Failed CHA Program Moves Familes to Racially Segregated, Poor Neighborhoods

This article was featured in the January 2003 issue of Illinois Welfare News.

In the wake of celebrations honoring Dr. Martin Luther King, three prominent advocacy organizations filed a civil rights lawsuit today charging that the Chicago Housing Authority’s relocation program moved thousands of families to overwhelmingly black and poor neighborhoods. The lawsuit alleges that CHA failed to provide adequate relocation assistance and effective social services to families displaced by public housing demolition, in violation of both federal law and CHA’s contractual obligations. The lawsuit, filed by the National Center on Poverty Law, the Chicago Lawyers’ Committee for Civil Rights Under Law, and Business and Professional People for the Public Interest, seeks prompt implementation of a program to give relocating families the support they need to make the kinds of moves they desire.

“CHA’s relocation program has failed. Instead of offering families a better chance, the housing authority has perpetuated segregation,” said William Wilen, supervising attorney at the Center.

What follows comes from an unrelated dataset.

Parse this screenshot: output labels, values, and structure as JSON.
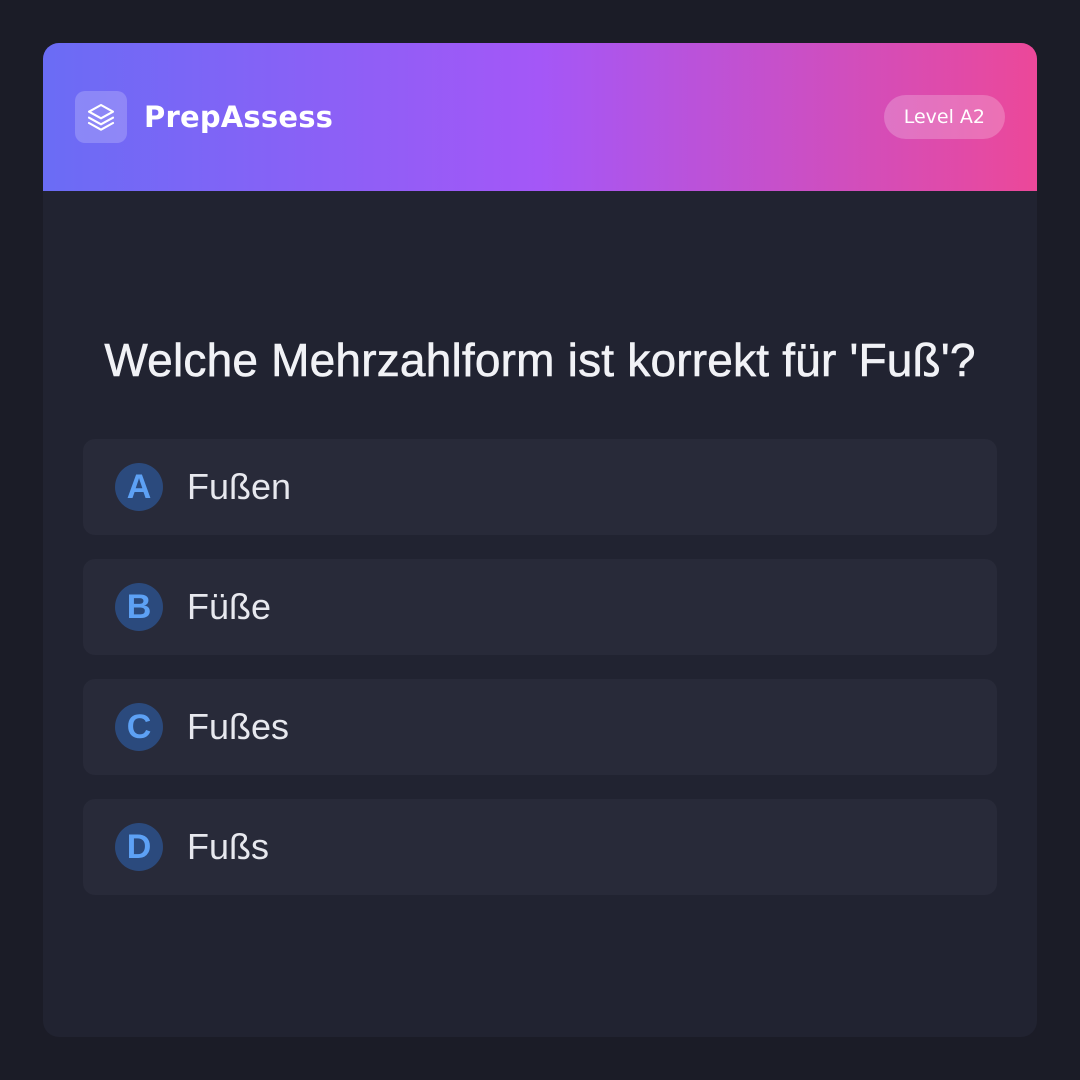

The lawsuit is brought on behalf of current and former CHA residents who were moved or will be moved as a result of CHA demolition. The defendants are CHA and its Chief Executive Officer Terry Peterson.

Under CHA’s Plan for Transformation, more than 3,200 families have been forced to move from CHA buildings slated for demolition. CHA entered into legally binding agreements promising to help displaced families move to neighborhoods that are more racially and economically integrated than the ones from which they have been displaced, and CHA resident leaders agreed to the plan based on these promises. But the lawsuit alleges that CHA’s failed relocation process has produced the opposite result, and, unless changed as plaintiffs propose, will continue to do so.

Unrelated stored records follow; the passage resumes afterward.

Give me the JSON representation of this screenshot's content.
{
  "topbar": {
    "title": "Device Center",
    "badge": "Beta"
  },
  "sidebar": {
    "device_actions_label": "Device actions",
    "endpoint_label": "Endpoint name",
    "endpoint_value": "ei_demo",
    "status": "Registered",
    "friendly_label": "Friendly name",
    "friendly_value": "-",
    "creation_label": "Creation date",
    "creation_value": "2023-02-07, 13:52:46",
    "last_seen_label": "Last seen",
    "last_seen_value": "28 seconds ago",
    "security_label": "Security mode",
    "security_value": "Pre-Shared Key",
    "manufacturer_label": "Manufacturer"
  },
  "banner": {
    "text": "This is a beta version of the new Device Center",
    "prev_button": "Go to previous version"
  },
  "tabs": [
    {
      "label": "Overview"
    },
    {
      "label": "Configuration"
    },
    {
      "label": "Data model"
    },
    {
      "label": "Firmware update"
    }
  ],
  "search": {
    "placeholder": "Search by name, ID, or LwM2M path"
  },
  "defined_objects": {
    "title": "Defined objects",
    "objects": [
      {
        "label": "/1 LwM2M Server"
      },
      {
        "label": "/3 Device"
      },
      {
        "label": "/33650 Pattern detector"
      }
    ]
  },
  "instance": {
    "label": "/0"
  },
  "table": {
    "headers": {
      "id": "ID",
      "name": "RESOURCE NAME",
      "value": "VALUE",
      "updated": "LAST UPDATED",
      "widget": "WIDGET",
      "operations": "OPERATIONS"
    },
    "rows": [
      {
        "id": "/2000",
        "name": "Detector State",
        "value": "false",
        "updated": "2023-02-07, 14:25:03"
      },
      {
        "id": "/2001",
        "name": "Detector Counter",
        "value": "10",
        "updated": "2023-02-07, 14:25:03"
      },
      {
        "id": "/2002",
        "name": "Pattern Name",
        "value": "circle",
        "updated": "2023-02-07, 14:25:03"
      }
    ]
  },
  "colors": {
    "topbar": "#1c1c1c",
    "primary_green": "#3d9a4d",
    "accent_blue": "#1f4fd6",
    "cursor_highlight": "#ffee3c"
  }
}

In fact, displaced CHA residents now live in neighborhoods that are just as racially segregated and nearly as poor as the communities from which they were forced to move, according to a study by Dr. Paul Fischer, a public housing expert who is a professor at Lake Forest College. The study was commissioned by the Center. Dr. Fischer analyzed data on the more than 3,200 families CHA forced to relocate with Housing Choice (Section 8) Vouchers between 1995 and 2002.

Fischer’s study, entitled “Where are the Public Housing Families Going? An Update,” shows that almost 83 percent of CHA relocatees moved to neighborhoods that were at least 90 percent African American. Additionally, nearly 50 percent of relocatees moved to “high poverty” neighborhoods, which social scientists define as those where 30 percent or more of residents are below the poverty line. By contrast, a recent U.S. Department of Housing and Urban Development study found that nationwide well over 50 percent of participants in the Housing Choice Voucher program live in neighborhoods with a poverty concentration below 20 percent. “These vouchers can pay for good apartments in neighborhoods where CHA families want to live—they just need help to take advantage of those units,” said Wilen.

While some families moved to neighborhoods that were marginally better than the terrible ones from which they were moved, many relocatees say that their new neighborhoods are still characterized by high crime, poor services, failing schools and crumbling housing.

CHA families forced to move are entitled to a real choice about where to live. “Many families want to move to neighborhoods that offer greater opportunity, that are more integrated, and that are much less poor than the public housing developments they’re tearing down. CHA must give families the help they need to make such moves. That’s what CHA has promised to do and that’s what the law requires,” said Alexander Polikoff, senior staff counsel at Business and Professional People for the Public Interest.

Between 1995 and 1997, CHA provided virtually no assistance to families forced to find new homes. Since 1997, CHA has operated a relocation program, but the lawsuit describes many ways in which the program failed. Agencies hired by CHA to assist relocating residents overwhelmingly showed relocatees apartments in high-poverty, predominantly African American neighborhoods, and frequently refused requests for assistance to move to racially and economically integrated communities.

“Relocation counselors are not advising residents that they can move to any part of the city and the suburbs; instead, they’re pushing residents to neighborhoods like Roseland, Englewood, South Shore and Lawndale, and into housing units that are often as bad as the public housing units they left,” said Clyde Murphy, executive director of the Chicago Lawyers’ Committee for Civil Rights Under Law, also a lawyer for the plaintiffs.

“I want to wake up one day and have a white neighbor on one side of my house and a Hispanic on the other. I want my children to attend good schools that are diverse and safe. I want what every other parent in this city wants—a safe place to raise my children,” said Diane Link-Wallace, a former CHA resident and a named plaintiff in the suit. “CHA tore down my building, but didn’t help me in finding a home in a good neighborhood.”

The lawsuit was filed only after lawyers for plaintiffs exhausted all attempts at negotiation. “We consulted with experts nationwide and developed a program that is more likely to achieve the goals residents want and CHA says it is seeking, but the housing authority rejected it,” said Polikoff.

“CHA has proposed some changes in its relocation program. But these changes are too little for the thousand of families still to be relocated and too late for the 3,200 families already forced to move,” said Murphy.